Home Valentino Rossi: quando la passione diventa l’arte di correre in motocicletta

Valentino Rossi: quando la passione diventa l’arte di correre in motocicletta

Così Valentino Rossi tocca “quota nove”, vetta di inebriante stordimento per un atleta, dove il record si tinge d’impresa e l’impresa marca una nuova epopea. Lì, fuori dal tempo e dallo spazio, c’è posto solo per i miti e per gli eroi. Il campione pesarese non si limita a scrivere una pagina memorabile di motociclismo:


Così Valentino Rossi tocca “quota nove”, vetta di inebriante stordimento per un atleta, dove il record si tinge d’impresa e l’impresa marca una nuova epopea. Lì, fuori dal tempo e dallo spazio, c’è posto solo per i miti e per gli eroi.

Il campione pesarese non si limita a scrivere una pagina memorabile di motociclismo: i nove titoli iridati oltrepassano anche i confini del grande sport per diventare vicenda umana collettiva, indicatore, se non esempio, di chi ci prova e ce la fa. Insomma, una spinta anche all’uomo di tutti i giorni a mettercela tutta, a giocarsela con se stessi e con il proprio destino, a dare la migliore risposta al “pensa se non ci avessi provato!”.

Il motociclismo non nasce con Valentino e proseguirà oltre la sua straordinaria vicenda personale. Nei suoi primi 60 anni il motomondiale ha vissuto grandi gesta con grandi protagonisti, ma, piaccia o no, nessun pilota come Rossi è diventato l’emblema stesso di questo straordinario sport che evolve con i tempi ma resta l’espressione che infiamma “i giorni del coraggio”.

Il “Dottore” adesso si porta sullo stesso piano iridato di Mike Hailwood (con Tazio Nuvolari il più grande pilota di tutti i tempi) e di Carlo Ubbiali, il “cinesino” taciturno, furbo come una volpe e re delle volate.

A titoli, ancora davanti, c’è Angel Nieto, dodici più uno, e infine il più titolato in assoluto, Giacomo Agostini, 15 titoli. Nieto, il “cavron” cinico ed esuberante fino all’eccesso, i titoli li ha conquistati “solo” nei microbolidi di 50 cc e nelle 125. Ubbiali nelle ottavo di litro e nella 250. Mentre “Mike the bike” e il nostro Ago hanno primeggiato soprattutto con le grosse, all’epoca treemmezzo e 500.
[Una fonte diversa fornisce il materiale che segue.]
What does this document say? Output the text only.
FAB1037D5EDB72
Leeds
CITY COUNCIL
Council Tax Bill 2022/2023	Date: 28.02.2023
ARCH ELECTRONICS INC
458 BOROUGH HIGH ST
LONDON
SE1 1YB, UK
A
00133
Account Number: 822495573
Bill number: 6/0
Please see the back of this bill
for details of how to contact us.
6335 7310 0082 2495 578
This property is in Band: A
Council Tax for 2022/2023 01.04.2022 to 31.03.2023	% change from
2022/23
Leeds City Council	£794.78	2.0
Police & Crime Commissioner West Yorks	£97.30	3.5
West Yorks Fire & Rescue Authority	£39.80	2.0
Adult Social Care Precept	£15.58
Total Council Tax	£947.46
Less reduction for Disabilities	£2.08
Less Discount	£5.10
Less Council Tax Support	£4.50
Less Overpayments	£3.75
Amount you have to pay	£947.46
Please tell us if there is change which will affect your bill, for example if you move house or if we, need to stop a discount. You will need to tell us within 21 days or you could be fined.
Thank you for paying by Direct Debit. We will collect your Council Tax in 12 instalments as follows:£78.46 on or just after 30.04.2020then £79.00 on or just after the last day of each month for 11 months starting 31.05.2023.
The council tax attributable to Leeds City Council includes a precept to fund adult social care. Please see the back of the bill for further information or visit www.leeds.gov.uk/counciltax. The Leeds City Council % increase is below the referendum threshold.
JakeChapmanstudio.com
L’inglese è stato un “grande” in tutte le cilindrate, e Rossi in questo gli somiglia. Ancor più di Valentino, Mike, spavaldo gladiatore, si adattava con estrema facilità a qualsiasi tipo di moto e di motori (2 o 4 tempi, mono, bicilindrico, quattro o sei cilindri). Ma, a differenza di Valentino, si faceva anche “prendere la mano” e commetteva errori con cadute paurose.

Valentino Rossi è “molto” più vicino ad un infallibile cecchino come Agostini: per la preparazione generale fisica e psicologica, per la puntigliosità e la sensibilità nella messa a punto, per il tempismo nell’ assestare il … colpo di grazia, per non gettare via l’occasione decisiva, per non commettere errori quando … non vanno commessi.

Vale, pilota di forte acume tattico e pulito nello stile, come Mino, ha avuto e ha dalla sua anche la fortuna. Quella dea bendata che, come diceva Enzo Ferrari, fa di un fuoriclasse vincente un fuoriclasse imbattibile.

A parte l’istrionico papà Graziano, Valentino non ha emulato e non emula nessun pilota. Un altro titolo, o altri titoli, se verranno, non fanno più parte degli obiettivi di una carriera già consegnata alla storia di questo sport.

La forza di Valentino sta proprio qui: corre sempre come se fosse la prima volta, quando inforcò, da ragazzino, la prima minimoto e fece primo. La forza di questo “inguaribile ragazzo” sta proprio nel fatto che vuole correre e vuole vincere perché è il suo vero divertimento, la sua ragione di vita.

In questo senso non ha eredi. Non è ancora il tempo del dopo Rossi.